Is a lack of facilities condemning local people to an early death?
Without the proper services to deal effectively with street drinking many local people are being condemned ‘to an early death’ according to Hastings Borough Council (HBC) leader Peter Chowney
Street drinking he says has long been a problem in Hastings: “Earlier this year, large groups of street drinkers were congregating on the seafront and in other parts of town, although enforcement activities, coupled with an extension of Public Space Protection Orders, have dispersed them,” Mr Chowney says, however that doesn’t mean the problem has gone away.
“It has dispersed into smaller groups at different locations,” he explains.
“Street drinkers are a different problem from rough sleeping. Rough sleepers tend to be transient, moving on quickly, with the more persistent rough sleepers helped into accommodation. Over 90 per cent of rough sleepers in Hastings have no previous local connection.
“Street drinkers on the other hand tend to be local and not homeless. They have often lived here all their lives, or at least for some time. The life expectancy of street drinkers is not long, however, if they don’t receive treatment – average life expectancy of a persistent street drinker is under 50. So enforcement is only part of the problem,” says Mr Chowney.
…will mean condemning too many of our citizens to an early death.
He says that simply moving street drinkers around isn’t of much use which means there’s an escalating process of enforcement that introduces increasingly severe sanctions, with associated ‘encouragement’ to take up alcohol recovery treatment.
“One of the big problems is that there are no residential alcohol recovery facilities in this area – the nearest one is in London,” he explains.
“There used to be two in East Sussex but both closed because their funding was cut. We also have no street drinking outreach service, no trained professional who engages with the street drinking community and encourages them to go into treatment,” he says.
East Sussex County Council (ESCC) commissions local alcohol and drug recovery services and HBC has pointed out the need for an outreach worker in Hastings, but ESCC didn’t include that in the contract that they commissioned.
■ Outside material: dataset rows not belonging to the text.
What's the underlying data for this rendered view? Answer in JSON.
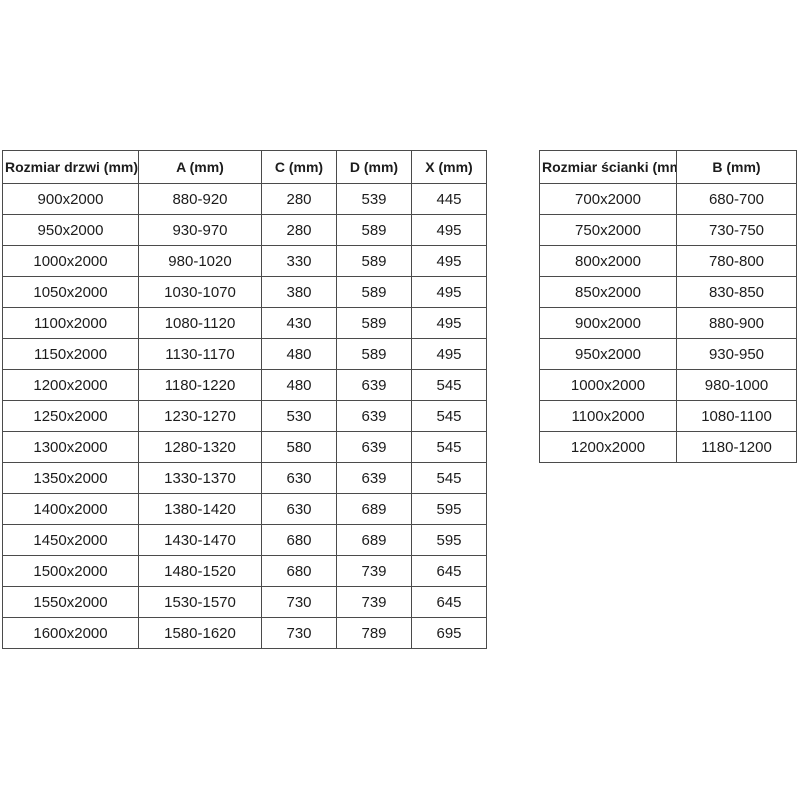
{
  "page": {
    "background": "#ffffff"
  },
  "colors": {
    "border": "#4b4b4b",
    "text": "#1c1c1c"
  },
  "chart_data": [
    {
      "type": "table",
      "name": "door-sizes",
      "title": "",
      "columns": [
        "Rozmiar drzwi (mm)",
        "A (mm)",
        "C (mm)",
        "D (mm)",
        "X (mm)"
      ],
      "rows": [
        [
          "900x2000",
          "880-920",
          "280",
          "539",
          "445"
        ],
        [
          "950x2000",
          "930-970",
          "280",
          "589",
          "495"
        ],
        [
          "1000x2000",
          "980-1020",
          "330",
          "589",
          "495"
        ],
        [
          "1050x2000",
          "1030-1070",
          "380",
          "589",
          "495"
        ],
        [
          "1100x2000",
          "1080-1120",
          "430",
          "589",
          "495"
        ],
        [
          "1150x2000",
          "1130-1170",
          "480",
          "589",
          "495"
        ],
        [
          "1200x2000",
          "1180-1220",
          "480",
          "639",
          "545"
        ],
        [
          "1250x2000",
          "1230-1270",
          "530",
          "639",
          "545"
        ],
        [
          "1300x2000",
          "1280-1320",
          "580",
          "639",
          "545"
        ],
        [
          "1350x2000",
          "1330-1370",
          "630",
          "639",
          "545"
        ],
        [
          "1400x2000",
          "1380-1420",
          "630",
          "689",
          "595"
        ],
        [
          "1450x2000",
          "1430-1470",
          "680",
          "689",
          "595"
        ],
        [
          "1500x2000",
          "1480-1520",
          "680",
          "739",
          "645"
        ],
        [
          "1550x2000",
          "1530-1570",
          "730",
          "739",
          "645"
        ],
        [
          "1600x2000",
          "1580-1620",
          "730",
          "789",
          "695"
        ]
      ]
    },
    {
      "type": "table",
      "name": "wall-sizes",
      "title": "",
      "columns": [
        "Rozmiar ścianki (mm)",
        "B (mm)"
      ],
      "rows": [
        [
          "700x2000",
          "680-700"
        ],
        [
          "750x2000",
          "730-750"
        ],
        [
          "800x2000",
          "780-800"
        ],
        [
          "850x2000",
          "830-850"
        ],
        [
          "900x2000",
          "880-900"
        ],
        [
          "950x2000",
          "930-950"
        ],
        [
          "1000x2000",
          "980-1000"
        ],
        [
          "1100x2000",
          "1080-1100"
        ],
        [
          "1200x2000",
          "1180-1200"
        ]
      ]
    }
  ]
}
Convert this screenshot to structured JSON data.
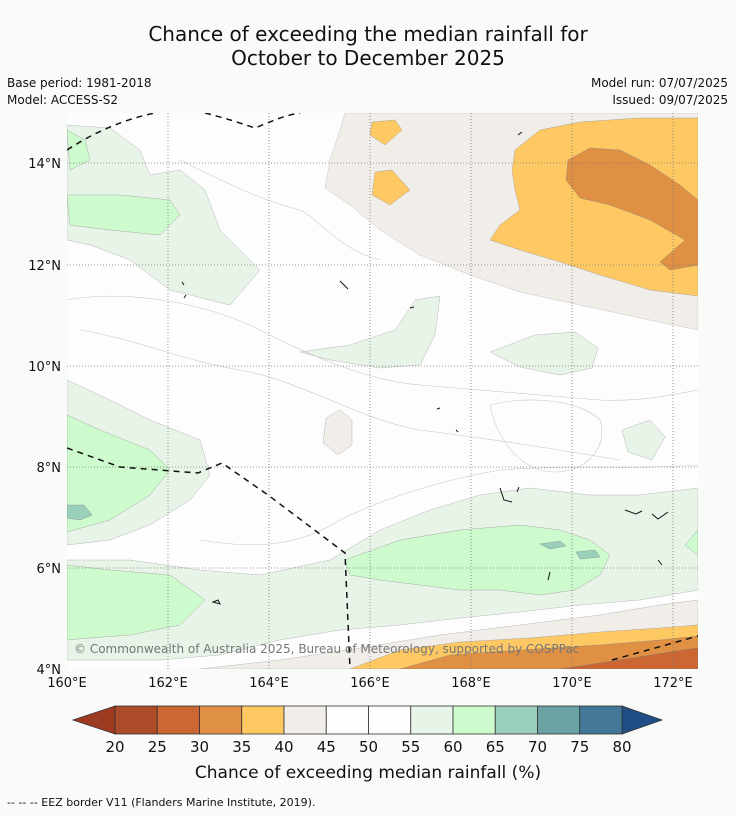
{
  "title": {
    "line1": "Chance of exceeding the median rainfall for",
    "line2": "October to December 2025"
  },
  "meta_left": {
    "base_period": "Base period: 1981-2018",
    "model": "Model: ACCESS-S2"
  },
  "meta_right": {
    "model_run": "Model run: 07/07/2025",
    "issued": "Issued: 09/07/2025"
  },
  "map": {
    "lat_labels": [
      "14°N",
      "12°N",
      "10°N",
      "8°N",
      "6°N",
      "4°N"
    ],
    "lon_labels": [
      "160°E",
      "162°E",
      "164°E",
      "166°E",
      "168°E",
      "170°E",
      "172°E"
    ],
    "copyright": "© Commonwealth of Australia 2025, Bureau of Meteorology, supported by COSPPac"
  },
  "colorbar": {
    "ticks": [
      "20",
      "25",
      "30",
      "35",
      "40",
      "45",
      "50",
      "55",
      "60",
      "65",
      "70",
      "75",
      "80"
    ],
    "colors": [
      "#ac4b27",
      "#cc6633",
      "#e09043",
      "#fec863",
      "#f1ede9",
      "#fdfdfd",
      "#fdfdfd",
      "#e8f4e8",
      "#cdfbcd",
      "#9acfbb",
      "#6ba3a4",
      "#437997"
    ],
    "low_color": "#9c3b20",
    "high_color": "#1e4e85",
    "label": "Chance of exceeding median rainfall (%)"
  },
  "footnote": "-- -- -- EEZ border V11 (Flanders Marine Institute, 2019)."
}
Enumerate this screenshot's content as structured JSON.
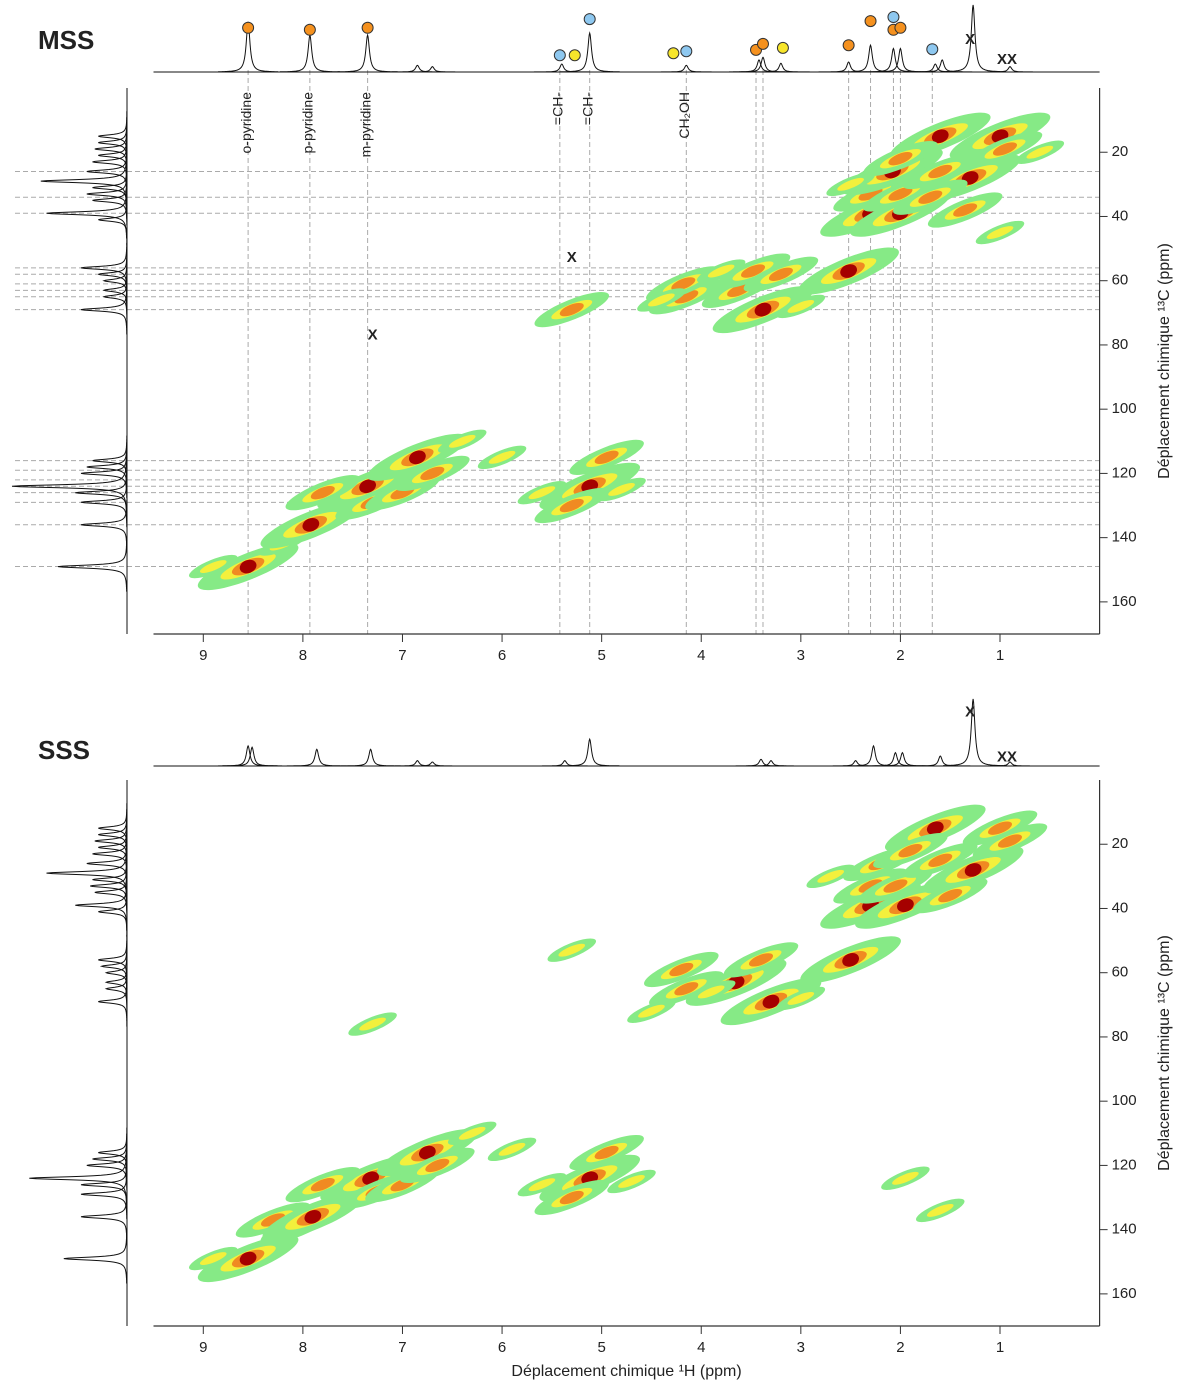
{
  "chart_data": [
    {
      "type": "contour",
      "title": "MSS",
      "title_color": "#1a1acc",
      "ylabel": "Déplacement chimique ¹³C (ppm)",
      "xlim": [
        9.5,
        0
      ],
      "xticks": [
        9,
        8,
        7,
        6,
        5,
        4,
        3,
        2,
        1
      ],
      "ylim": [
        0,
        170
      ],
      "yticks": [
        20,
        40,
        60,
        80,
        100,
        120,
        140,
        160
      ],
      "top_spectrum": {
        "ylim": [
          0,
          100
        ],
        "x": [
          8.55,
          7.93,
          7.35,
          6.85,
          6.7,
          5.4,
          5.12,
          4.15,
          3.42,
          3.38,
          3.2,
          2.52,
          2.3,
          2.07,
          2.0,
          1.65,
          1.58,
          1.27,
          0.9
        ],
        "values": [
          75,
          55,
          55,
          10,
          8,
          12,
          58,
          10,
          18,
          22,
          13,
          15,
          40,
          35,
          35,
          12,
          18,
          100,
          8
        ]
      },
      "side_spectrum": {
        "xlim": [
          0,
          100
        ],
        "y": [
          15,
          17,
          19,
          21,
          23,
          26,
          29,
          31,
          33,
          35,
          39,
          41,
          56,
          58,
          60,
          63,
          65,
          69,
          116,
          118,
          120,
          124,
          126,
          129,
          136,
          149
        ],
        "values": [
          25,
          25,
          28,
          25,
          30,
          35,
          75,
          30,
          35,
          30,
          70,
          25,
          40,
          25,
          20,
          20,
          20,
          40,
          30,
          35,
          40,
          100,
          45,
          40,
          40,
          60
        ]
      },
      "cross_peaks": {
        "x": [
          8.55,
          8.9,
          8.2,
          7.92,
          7.35,
          7.3,
          7.0,
          6.85,
          6.7,
          7.8,
          6.4,
          6.0,
          5.12,
          5.3,
          4.95,
          5.6,
          4.8,
          5.3,
          3.38,
          3.62,
          4.15,
          4.18,
          3.48,
          3.2,
          3.8,
          4.4,
          3.0,
          2.52,
          2.3,
          2.0,
          2.3,
          2.0,
          2.08,
          1.3,
          1.6,
          1.7,
          1.6,
          1.0,
          0.95,
          2.0,
          1.35,
          2.5,
          1.0,
          0.6
        ],
        "y": [
          149,
          149,
          142,
          136,
          124,
          129,
          126,
          115,
          120,
          126,
          110,
          115,
          124,
          130,
          115,
          126,
          125,
          69,
          69,
          63,
          65,
          61,
          57,
          58,
          57,
          66,
          68,
          57,
          39,
          39,
          33,
          33,
          26,
          28,
          26,
          34,
          15,
          15,
          19,
          22,
          38,
          30,
          45,
          20
        ],
        "intensity": [
          3,
          1,
          1,
          3,
          3,
          2,
          2,
          3,
          2,
          2,
          1,
          1,
          3,
          2,
          2,
          1,
          1,
          2,
          3,
          2,
          2,
          2,
          2,
          2,
          1,
          1,
          1,
          3,
          3,
          3,
          2,
          2,
          3,
          3,
          2,
          2,
          3,
          3,
          2,
          2,
          2,
          1,
          1,
          1
        ]
      },
      "markers": [
        {
          "color": "#f5911e",
          "x": [
            8.55,
            7.93,
            7.35,
            3.45,
            3.38,
            2.52,
            2.3,
            2.07,
            2.0
          ],
          "y": [
            66,
            63,
            66,
            33,
            42,
            40,
            76,
            63,
            66
          ]
        },
        {
          "color": "#8ec8f0",
          "x": [
            5.42,
            5.12,
            4.15,
            2.07,
            1.68
          ],
          "y": [
            25,
            79,
            31,
            82,
            34
          ]
        },
        {
          "color": "#f7e52a",
          "x": [
            5.27,
            4.28,
            3.18
          ],
          "y": [
            25,
            28,
            36
          ]
        }
      ],
      "x_marks": {
        "text": "X",
        "top_x": [
          1.3,
          0.98,
          0.88
        ],
        "top_y": [
          48,
          18,
          18
        ],
        "plot_x": [
          5.3,
          7.3
        ],
        "plot_y": [
          53,
          77
        ]
      },
      "guides": {
        "x": [
          8.55,
          7.93,
          7.35,
          5.42,
          5.12,
          4.15,
          3.45,
          3.38,
          2.52,
          2.3,
          2.07,
          2.0,
          1.68
        ],
        "y": [
          26,
          34,
          39,
          56,
          58,
          61,
          63,
          65,
          69,
          116,
          119,
          122,
          124,
          126,
          129,
          136,
          149
        ]
      },
      "annotations": [
        {
          "text": "o-pyridine",
          "x": 8.55,
          "color": "#e8501c"
        },
        {
          "text": "p-pyridine",
          "x": 7.93,
          "color": "#e8501c"
        },
        {
          "text": "m-pyridine",
          "x": 7.35,
          "color": "#e8501c"
        },
        {
          "text": "=CH-",
          "x": 5.42,
          "color": "#2233cc"
        },
        {
          "text": "=CH-",
          "x": 5.12,
          "color": "#2233cc"
        },
        {
          "text": "CH₂OH",
          "x": 4.15,
          "color": "#2233cc"
        }
      ]
    },
    {
      "type": "contour",
      "title": "SSS",
      "title_color": "#ff6a1a",
      "xlabel": "Déplacement chimique ¹H (ppm)",
      "ylabel": "Déplacement chimique ¹³C (ppm)",
      "xlim": [
        9.5,
        0
      ],
      "xticks": [
        9,
        8,
        7,
        6,
        5,
        4,
        3,
        2,
        1
      ],
      "ylim": [
        0,
        170
      ],
      "yticks": [
        20,
        40,
        60,
        80,
        100,
        120,
        140,
        160
      ],
      "top_spectrum": {
        "ylim": [
          0,
          100
        ],
        "x": [
          8.55,
          8.51,
          7.86,
          7.32,
          6.85,
          6.7,
          5.37,
          5.12,
          3.4,
          3.3,
          2.45,
          2.27,
          2.05,
          1.98,
          1.6,
          1.27,
          0.9
        ],
        "values": [
          30,
          28,
          25,
          25,
          8,
          6,
          8,
          40,
          10,
          8,
          8,
          30,
          20,
          20,
          15,
          100,
          6
        ]
      },
      "side_spectrum": {
        "xlim": [
          0,
          100
        ],
        "y": [
          15,
          17,
          19,
          21,
          23,
          26,
          29,
          31,
          33,
          35,
          39,
          41,
          56,
          58,
          60,
          63,
          65,
          69,
          116,
          118,
          120,
          124,
          126,
          129,
          136,
          149
        ],
        "values": [
          25,
          25,
          28,
          25,
          30,
          35,
          70,
          30,
          32,
          28,
          45,
          25,
          25,
          22,
          18,
          18,
          18,
          25,
          25,
          30,
          35,
          85,
          40,
          40,
          40,
          55
        ]
      },
      "cross_peaks": {
        "x": [
          8.55,
          8.9,
          8.3,
          8.05,
          7.9,
          7.32,
          7.25,
          7.0,
          6.75,
          6.65,
          7.8,
          6.3,
          5.9,
          5.12,
          5.3,
          4.95,
          5.6,
          4.7,
          7.3,
          5.3,
          3.3,
          3.65,
          4.15,
          4.2,
          3.4,
          3.9,
          4.5,
          3.0,
          2.5,
          2.3,
          1.95,
          2.3,
          2.05,
          2.2,
          1.27,
          1.6,
          1.65,
          1.0,
          0.9,
          1.9,
          1.5,
          2.7,
          1.95,
          1.6
        ],
        "y": [
          149,
          149,
          137,
          139,
          136,
          124,
          128,
          126,
          116,
          120,
          126,
          110,
          115,
          124,
          130,
          116,
          126,
          125,
          76,
          53,
          69,
          63,
          65,
          59,
          56,
          66,
          72,
          68,
          56,
          39,
          39,
          33,
          33,
          26,
          28,
          25,
          15,
          15,
          19,
          22,
          36,
          30,
          124,
          134
        ],
        "intensity": [
          3,
          1,
          2,
          2,
          3,
          3,
          2,
          2,
          3,
          2,
          2,
          1,
          1,
          3,
          2,
          2,
          1,
          1,
          1,
          1,
          3,
          3,
          2,
          2,
          2,
          1,
          1,
          1,
          3,
          3,
          3,
          2,
          2,
          2,
          3,
          2,
          3,
          2,
          2,
          2,
          2,
          1,
          1,
          1
        ]
      },
      "x_marks": {
        "text": "X",
        "top_x": [
          1.3,
          0.98,
          0.88
        ],
        "top_y": [
          80,
          13,
          13
        ],
        "plot_x": [],
        "plot_y": []
      }
    }
  ]
}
“Increased numbers of Police Community Support Officers (PCSOs) and a full complement of HBC street wardens will mean that more rigorous enforcement of street drinking restrictions – which mean that in the prescribed areas anyone has to stop drinking if told to do so by a police officer or street warden – will help. But without the services needed to get people into recovery programmes, it’s unlikely to be successful in the long term, and will mean condemning too many of our citizens to an early death,” Mr Chowney concludes
“We need these services, and will keep making the arguments to get them established locally,” he says.